2. Ausnahmen und Sonderregelungen
Für bestimmte Gruppen gelten Sonderregelungen. Schwerbehinderte Menschen (GdB 50 oder mehr) können bereits ab 62 Jahren mit Abschlägen oder zwei Jahre vor der Regelaltersgrenze ohne Abschläge in Rente gehen – vorausgesetzt, sie haben 35 Versicherungsjahre. Die Altersrente für besonders langjährig Versicherte (45 Beitragsjahre) ermöglicht einen abschlagsfreien Einstieg zwei Jahre vor der Regelaltersgrenze; ein vorgezogener Start mit zusätzlichen Abschlägen ist bei dieser Rentenart nicht möglich. Mit der Flexirente und der 2026 eingeführten Aktivrente gibt es zudem Möglichkeiten, den Übergang in den Ruhestand fließend zu gestalten – etwa durch Teilrente oder unbegrenzten Hinzuverdienst.
Geplante Änderungen beim Rentenalter
Die Debatte um eine weitere Anhebung des Rentenalters ist politisch hochaktuell. Die Bundesregierung hat eine Rentenkommission eingesetzt, die bis Mitte 2026 Vorschläge für eine grundlegende Reform der Alterssicherung erarbeiten soll. Im Raum steht unter anderem eine Diskussion über eine schrittweise Anhebung der Altersgrenze auf 68 oder sogar 70 Jahre, die von Wirtschaftsverbänden und einzelnen Ökonomen gefordert wird.
Bislang hat der Gesetzgeber eine solche Anhebung über 67 Jahre hinaus nicht beschlossen.
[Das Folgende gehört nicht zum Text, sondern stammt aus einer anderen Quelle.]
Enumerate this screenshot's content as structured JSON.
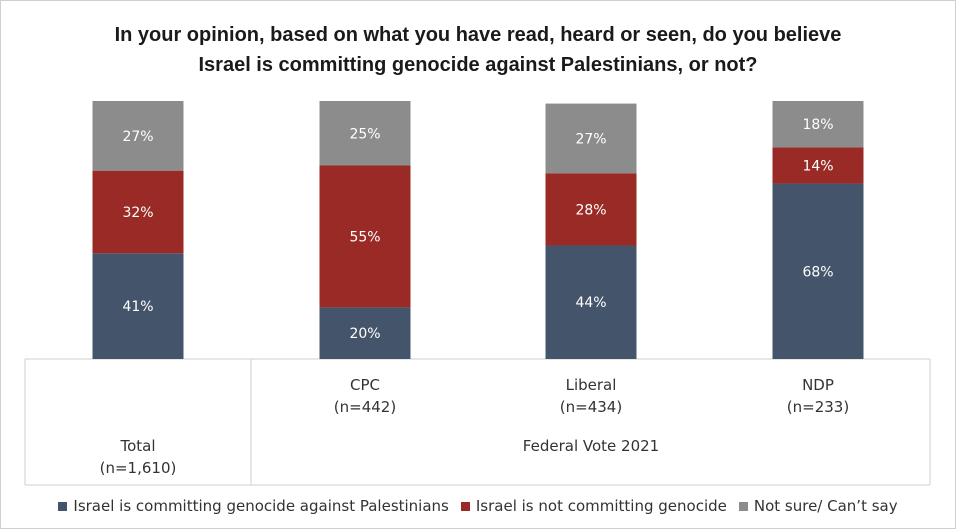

Auch das sogenannte Rentenpaket II, das das Rentenniveau bis 2039 bei mindestens 48 Prozent stabilisieren soll, sieht keine Änderung der Regelaltersgrenze vor. Gleichzeitig steht die Finanzierung der Rente unter Druck: Immer weniger Beitragszahler:innen finanzieren die Renten von immer mehr Ruheständler:innen.
Für deine persönliche Planung gilt: Aktuell bleibt 67 die Regelaltersgrenze. Beobachte aber die politische Entwicklung und plane deinen Ruhestand frühzeitig – die persönliche Rentenauskunft der Deutschen Rentenversicherung, die du ab 27 jährlich erhältst, ist dafür ein guter Ausgangspunkt.
Das Wichtigste auf einen Blick
Das reguläre Renteneintrittsalter steigt schrittweise auf 67 Jahre an und gilt ab dem Jahrgang 1964 einheitlich. 2026 gehen Teile der Jahrgänge 1959 und 1960 regulär in Rente (mit 66 Jahren und 2 bzw. 4 Monaten). Die „Rente mit 63" steht nur Personen mit 45 Beitragsjahren offen und verschiebt sich ebenfalls: Ab Jahrgang 1964 ist sie frühestens mit 65 möglich. Für Frauen und Männer gelten heute die gleichen Altersgrenzen; Frauen sind jedoch aufgrund häufigerer Teilzeit und Care-Arbeit bei der Rentenhöhe benachteiligt. Jeder Monat vorzeitigen Rentenbezugs kostet 0,3 Prozent Abschlag – dauerhaft. Seit 2023 gibt es keine Hinzuverdienstgrenzen für Altersrenten mehr. Eine Anhebung über 67 Jahre hinaus ist politisch in der Diskussion, aber aktuell nicht beschlossen.